Peyot Marie-Line, Guay Claudiane, Latour Martin G, Lamontagne Julien, Lussier Roxane, Pineda Marco, Ruderman Neil B, Haemmerle Guenter, Zechner Rudolf, Joly Érik, Madiraju S R Murthy, Poitout Vincent, Prentki Marc
From the Molecular Nutrition Unit and the Montreal Diabetes Research Center, Centre de Recherche du Centre Hospitalier de l'Université de Montréal, Montreal, Quebec H1W 4A4, Canada.
Departments of Medicine and Physiology and Biophysics, Boston University School of Medicine and Diabetes Unit, Section of Endocrinology, Boston University School of Medicine and Boston Medical Center, Boston, Massachusetts 02118.
J Biol Chem. 2009 Jun 19;284(25):16848-16859. doi: 10.1074/jbc.M109.006650. Epub 2009 Apr 22.
Reduced lipolysis in hormone-sensitive lipase-deficient mice is associated with impaired glucose-stimulated insulin secretion (GSIS), suggesting that endogenous beta-cell lipid stores provide signaling molecules for insulin release. Measurements of lipolysis and triglyceride (TG) lipase activity in islets from HSL(-/-) mice indicated the presence of other TG lipase(s) in the beta-cell. Using real time-quantitative PCR, adipose triglyceride lipase (ATGL) was found to be the most abundant TG lipase in rat islets and INS832/13 cells. To assess its role in insulin secretion, ATGL expression was decreased in INS832/13 cells (ATGL-knockdown (KD)) by small hairpin RNA. ATGL-KD increased the esterification of free fatty acid (FFA) into TG. ATGL-KD cells showed decreased glucose- or Gln + Leu-induced insulin release, as well as reduced response to KCl or palmitate at high, but not low, glucose. The K(ATP)-independent/amplification pathway of GSIS was considerably reduced in ATGL-KD cells. ATGL(-/-) mice were hypoinsulinemic and hypoglycemic and showed decreased plasma TG and FFAs. A hyperglycemic clamp revealed increased insulin sensitivity and decreased GSIS and arginine-induced insulin secretion in ATGL(-/-) mice. Accordingly, isolated islets from ATGL(-/-) mice showed reduced insulin secretion in response to glucose, glucose + palmitate, and KCl. Islet TG content and FFA esterification into TG were increased by 2-fold in ATGL(-/-) islets, but glucose usage and oxidation were unaltered.
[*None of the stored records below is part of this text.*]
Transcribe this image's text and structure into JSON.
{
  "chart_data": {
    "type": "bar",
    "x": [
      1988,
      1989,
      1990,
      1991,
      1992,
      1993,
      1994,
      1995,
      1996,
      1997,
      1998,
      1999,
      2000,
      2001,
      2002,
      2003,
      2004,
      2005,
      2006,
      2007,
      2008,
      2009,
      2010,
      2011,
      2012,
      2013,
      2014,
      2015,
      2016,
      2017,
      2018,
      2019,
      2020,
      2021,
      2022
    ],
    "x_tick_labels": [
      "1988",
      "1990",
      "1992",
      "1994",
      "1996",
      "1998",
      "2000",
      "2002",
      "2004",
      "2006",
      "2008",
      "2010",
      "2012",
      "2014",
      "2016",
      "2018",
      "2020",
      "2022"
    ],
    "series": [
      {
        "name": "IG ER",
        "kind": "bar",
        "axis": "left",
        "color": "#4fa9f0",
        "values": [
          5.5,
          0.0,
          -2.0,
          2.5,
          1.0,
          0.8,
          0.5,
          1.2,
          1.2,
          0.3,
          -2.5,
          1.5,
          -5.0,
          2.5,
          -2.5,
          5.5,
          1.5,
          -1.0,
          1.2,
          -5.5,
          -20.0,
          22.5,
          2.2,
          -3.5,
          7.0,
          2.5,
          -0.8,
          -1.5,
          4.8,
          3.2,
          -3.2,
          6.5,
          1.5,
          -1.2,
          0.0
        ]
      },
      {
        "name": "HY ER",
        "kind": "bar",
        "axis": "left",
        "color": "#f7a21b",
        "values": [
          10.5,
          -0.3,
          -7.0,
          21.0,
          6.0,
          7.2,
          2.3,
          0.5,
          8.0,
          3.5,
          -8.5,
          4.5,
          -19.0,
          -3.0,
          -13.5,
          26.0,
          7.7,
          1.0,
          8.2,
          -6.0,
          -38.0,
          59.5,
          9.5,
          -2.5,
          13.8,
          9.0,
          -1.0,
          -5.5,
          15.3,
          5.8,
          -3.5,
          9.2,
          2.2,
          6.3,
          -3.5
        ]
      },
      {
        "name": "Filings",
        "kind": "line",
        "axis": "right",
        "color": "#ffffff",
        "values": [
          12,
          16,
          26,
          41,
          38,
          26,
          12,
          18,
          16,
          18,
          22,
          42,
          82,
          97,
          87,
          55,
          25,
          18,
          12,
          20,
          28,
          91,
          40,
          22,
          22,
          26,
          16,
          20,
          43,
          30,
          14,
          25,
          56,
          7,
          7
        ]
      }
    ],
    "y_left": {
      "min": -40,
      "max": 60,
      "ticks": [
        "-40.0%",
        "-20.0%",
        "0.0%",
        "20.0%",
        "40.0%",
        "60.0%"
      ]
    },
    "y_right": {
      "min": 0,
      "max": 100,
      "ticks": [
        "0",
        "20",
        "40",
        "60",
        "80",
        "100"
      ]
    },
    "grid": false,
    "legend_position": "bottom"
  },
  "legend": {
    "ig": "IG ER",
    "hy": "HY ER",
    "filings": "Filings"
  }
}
The results demonstrate the importance of ATGL and intracellular lipid signaling for fuel- and non-fuel-induced insulin secretion.
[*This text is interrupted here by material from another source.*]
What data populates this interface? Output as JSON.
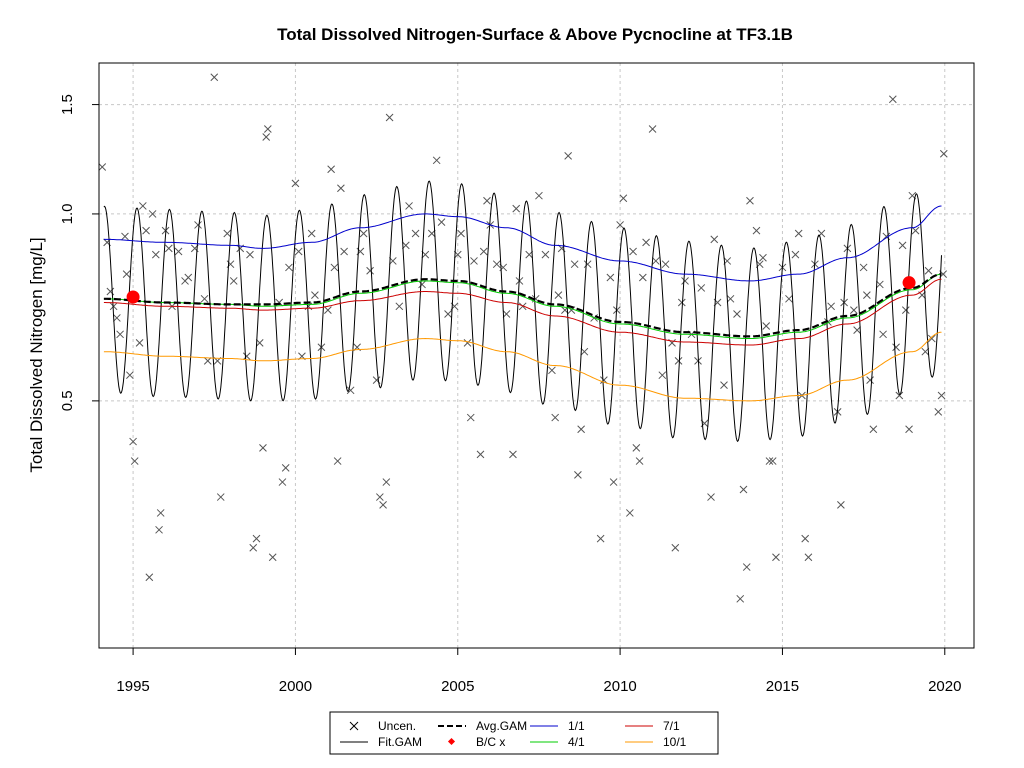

激素敏感性脂肪酶缺陷小鼠的脂肪分解减少与葡萄糖刺激的胰岛素分泌(GSIS)受损有关,这表明内源性β细胞脂质储存为胰岛素释放提供信号分子。对HSL(-/-)小鼠胰岛中的脂肪分解和甘油三酯(TG)脂肪酶活性的测量表明β细胞中存在其他TG脂肪酶。使用实时定量PCR,发现脂肪甘油三酯脂肪酶(ATGL)是大鼠胰岛和INS832/13细胞中最丰富的TG脂肪酶。为了评估其在胰岛素分泌中的作用,通过小发夹RNA降低了INS832/13细胞(ATGL基因敲低(KD))中的ATGL表达。ATGL-KD增加了游离脂肪酸(FFA)向TG的酯化。ATGL-KD细胞显示葡萄糖或谷氨酰胺+亮氨酸诱导的胰岛素释放减少,以及在高葡萄糖而非低葡萄糖条件下对氯化钾或棕榈酸的反应降低。ATGL-KD细胞中GSIS的不依赖于K(ATP)的/放大途径显著减少。ATGL(-/-)小鼠胰岛素血症和低血糖,血浆TG和FFA降低。高血糖钳夹显示ATGL(-/-)小鼠的胰岛素敏感性增加,GSIS和精氨酸诱导的胰岛素分泌减少。因此,来自ATGL(-/-)小鼠的分离胰岛对葡萄糖、葡萄糖+棕榈酸和氯化钾的反应显示胰岛素分泌减少。ATGL(-/-)胰岛中的胰岛TG含量和FFA酯化增加了2倍,但葡萄糖利用和氧化未改变。结果证明了ATGL和细胞内脂质信号传导对燃料和非燃料诱导的胰岛素分泌的重要性。